Le sommet de la FAO ouvert à Rome sur fond de crise alimentaire grave

Le sommet de la FAO ouvert à Rome sur fond de crise alimentaire grave

Quand les riches laissent le sud du monde sur sa faim

par M. Saâdoune, Le Quotidien d’Oran, 4 juin 2008

Les prix des denrées alimentaires flambent, les émeutes de la faim se multiplient, les pays pauvres sont déstabilisés.

C’est dans un contexte de crise grave que s’est ouvert, hier, à Rome, la Conférence internationale de la FAO (Organisation des Nations unies pour l’alimentation et l’agriculture) sur la sécurité alimentaire. La gravité de la situation a fait bifurquer l’ordre du jour vers cette question d’urgence alors que la Conférence devait être consacrée initialement au réchauffement climatique et aux bioénergies. Une cinquantaine de chefs d’Etat et de gouvernement étaient présents. Il en est de même des présidents des institutions financières comme la Banque mondiale et le FMI qui ont largement contribué, selon les critiques, au délaissement du développement de la culture vivrière au profit des cultures d’exportation. La FAO avait été vivement critiquée ces derniers temps pour son absence opérationnelle.

Le président sénégalais, Abdoulaye Wade, avait dénoncé une institution «inefficace» sur le terrain et avait même suggéré de supprimer l’organisation et de transférer son budget au FIDA. La FAO, présidée par un autre Jacques Diouf, entend redorer son blason en faisant du sommet une «occasion historique de relancer le processus de lutte contre la faim et la pauvreté». Hier, l’organisation a demandé aux leaders de réunir 30 milliards de dollars pour la relance de l’agriculture et prévenir les menaces de conflits liés à la faim. Jacques Diouf, président de la FAO, a livré des chiffres édifiants: 1.200 milliards de dollars ont été dépensés dans les armes et les gaspillages alimentaires dans un seul pays peuvent coûter 100 milliards de dollars. Sur cette toile de fond, a déclaré Jacques Diouf, «comment pouvons-nous expliquer au peuple de bon sens et de bonne foi qu’il est impossible de trouver 30 milliards de dollars par an pour que 862 millions de personnes victimes de la famine puissent jouir d’un des droits humains fondamentaux: le droit de se nourrir et alors le droit de vivre ?».

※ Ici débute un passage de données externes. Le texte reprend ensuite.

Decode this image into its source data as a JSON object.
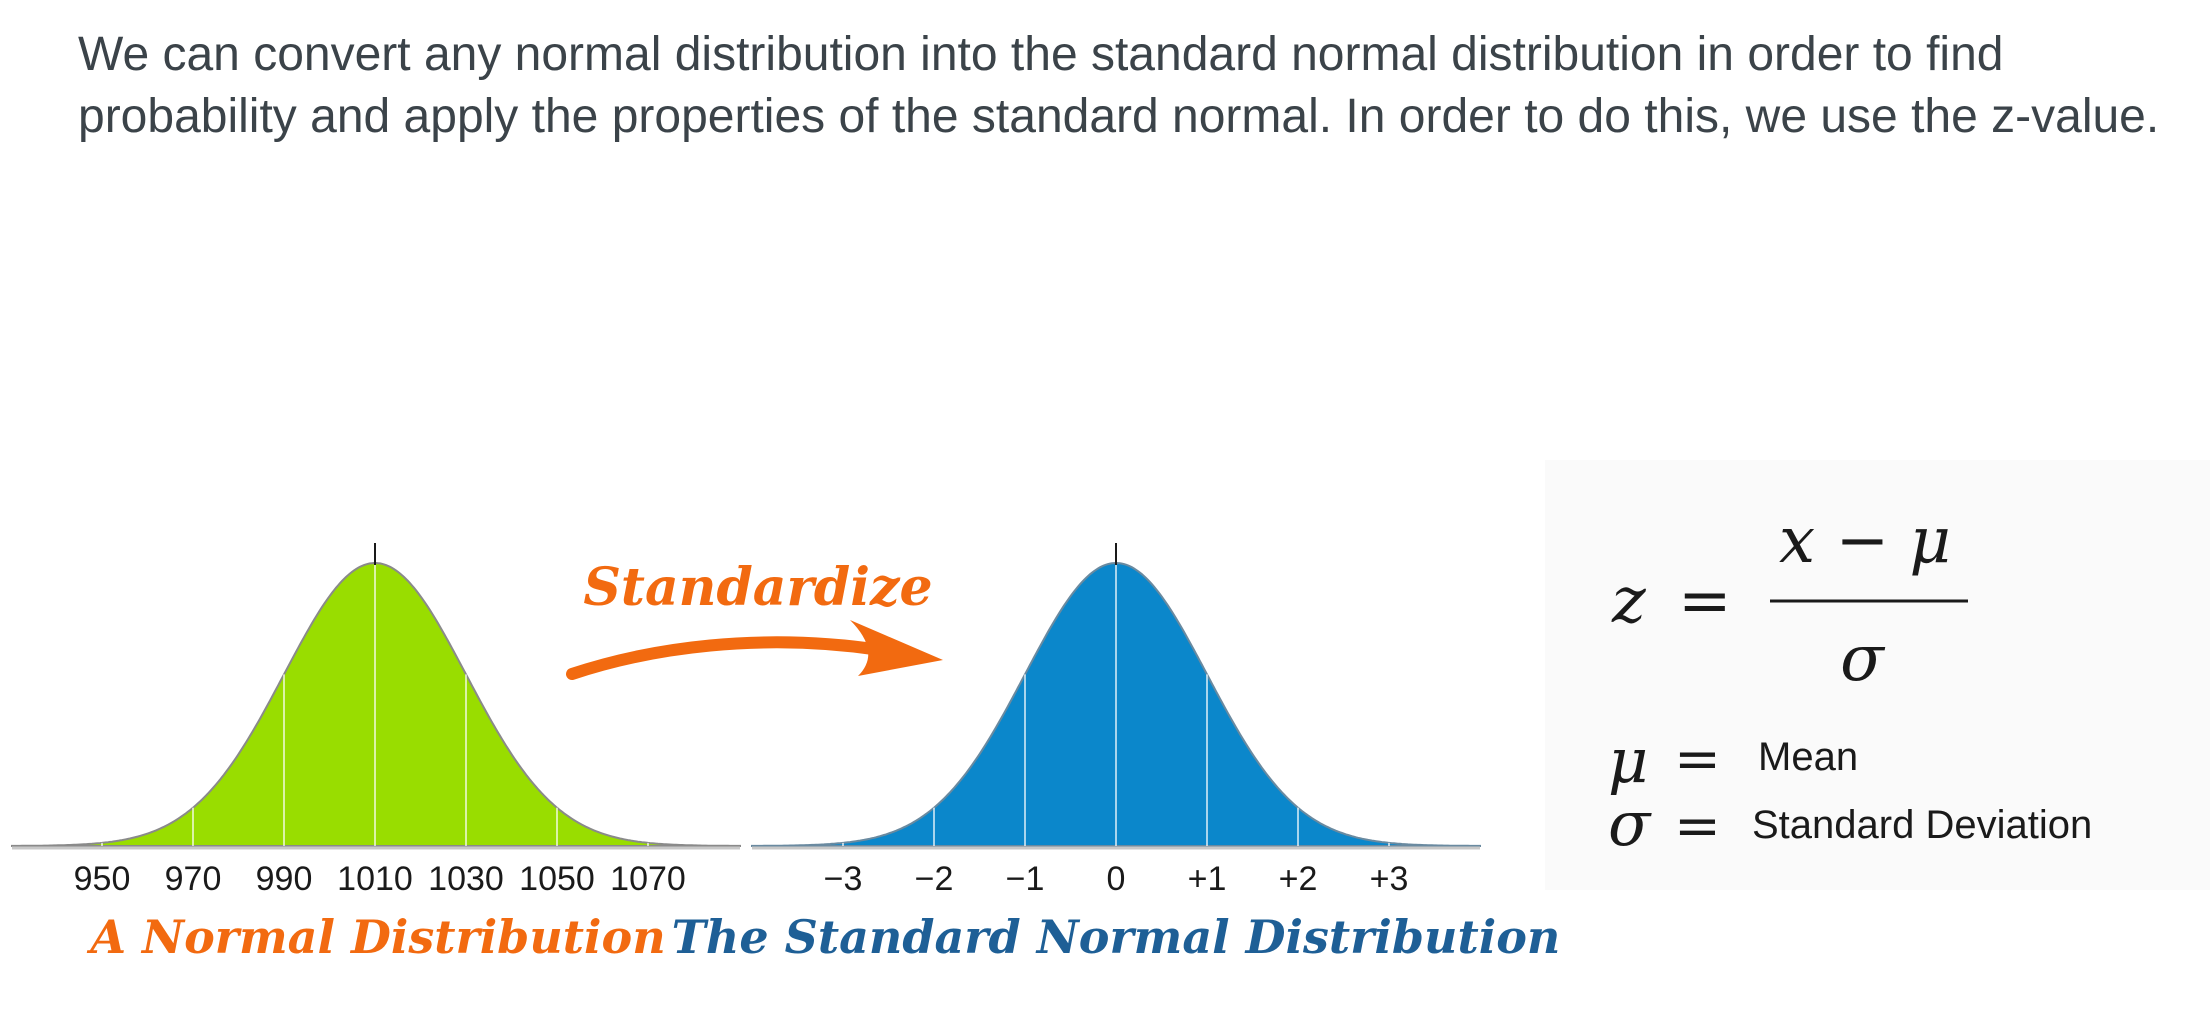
{
  "intro_text": "We can convert any normal distribution into the standard normal distribution in order to find probability and apply the properties of the standard normal. In order to do this, we use the z-value.",
  "left_curve": {
    "caption": "A Normal Distribution",
    "ticks": [
      "950",
      "970",
      "990",
      "1010",
      "1030",
      "1050",
      "1070"
    ],
    "highlight_index": 3,
    "fill_color": "#99dd00"
  },
  "arrow": {
    "label": "Standardize",
    "color": "#f26a10"
  },
  "right_curve": {
    "caption": "The Standard Normal Distribution",
    "ticks": [
      "−3",
      "−2",
      "−1",
      "0",
      "+1",
      "+2",
      "+3"
    ],
    "highlight_index": 3,
    "fill_color": "#0b87cb"
  },
  "formula": {
    "lhs": "z",
    "equals": "=",
    "numerator": "x − μ",
    "denominator": "σ"
  },
  "legend": [
    {
      "symbol": "μ",
      "equals": "=",
      "meaning": "Mean"
    },
    {
      "symbol": "σ",
      "equals": "=",
      "meaning": "Standard Deviation"
    }
  ],
  "colors": {
    "caption_left": "#f26a10",
    "caption_right": "#1e5f96",
    "highlight_tick": "#e8344a",
    "text": "#3b4349"
  }
}
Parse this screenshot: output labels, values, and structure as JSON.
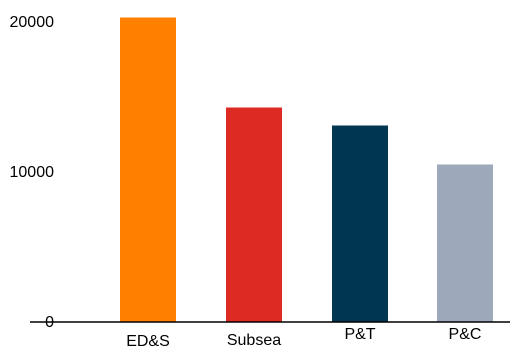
{
  "chart_data": {
    "type": "bar",
    "title": "",
    "xlabel": "",
    "ylabel": "",
    "categories": [
      "ED&S",
      "Subsea",
      "P&T",
      "P&C"
    ],
    "values": [
      20300,
      14300,
      13100,
      10500
    ],
    "colors": [
      "#FF8000",
      "#DD2A22",
      "#003650",
      "#9DA9BA"
    ],
    "ylim": [
      0,
      20000
    ],
    "yticks": [
      {
        "value": 0,
        "label": "0"
      },
      {
        "value": 10000,
        "label": "10000"
      },
      {
        "value": 20000,
        "label": "20000"
      }
    ],
    "grid": false,
    "legend": "none"
  }
}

Le bon sens n’est pas ultralibéral

Mais le bon sens est-il accommodable à la sauce du capitalisme ultralibéral qui a cassé dans de nombreux pays en développement l’agriculture vivrière ? On aura beaucoup entendu des promesses et des proclamations lénifiantes alors que les données sont connues.

Les pays riches qui défendent la «concurrence» subventionnent leurs agricultures, imposent des droits de douanes et faussent la donne pour les agriculteurs des pays pauvres. Le secrétaire général de l’ONU, Ban Ki-moon, a dénoncé les «politiques alimentaires qui appauvrissent les voisins» et appelé les pays membres de l’Organisation mondiale du commerce (OMC) à dégager rapidement un accord de libéralisation du commerce agricole. 214 milliards d’euros de subventions ont été accordées aux agriculteurs dans les pays de l’OCDE.

Il n’y a plus de concurrence possible et les agricultures dans les pays en développement sont littéralement ruinées par cette politique. La FAO préconise des mesures d’urgence à court terme consistant à garantir l’accès à la nourriture des plus faibles et à favoriser la relance de la production à travers une distribution de semences et d’engrais. Les ONG, à l’image d’Oxfam, réclame un plan d’action d’urgence contre la flambée des prix. Selon elle, au moins 290 millions de personnes, dans les 53 pays les plus touchés par l’inflation, ont besoin d’une aide d’urgence. L’ONG évalue à 14,5 milliards de dollars les besoins d’assistance immédiats. «Cette somme est faible par rapport aux milliards que la Réserve fédérale américaine et la Banque centrale européenne ont injectés dans le système financier ces six derniers mois afin de tenter d’éviter une crise économique», estime Oxfam dans un communiqué.

L’organisation qualifie de «misérables» les sommes données à l’agriculture dans les pays en développement, qui plafonnent actuellement à «4 milliards de dollars, en comparaison avec les 125 milliards de dollars que les pays riches ont donnés à leurs agriculteurs en 2006». Le sommet de «l’urgence» risque d’être celui des faux-semblants. Les causes de la crise sont connues et les institutions financières internationales, fondées sur l’idéologie du libéralisme, en sont en bonne partie responsables. Un certain discours occidental tend à rendre responsable l’amélioration du niveau des Chinois et des Indiens alors que ce sont les subventions et les politiques des pays riches qui sont la principale cause de la crise alimentaire. Il n’est pas sûr que ces riches, au-delà des discours creux, ne continueront pas à laisser le sud du monde sur sa faim.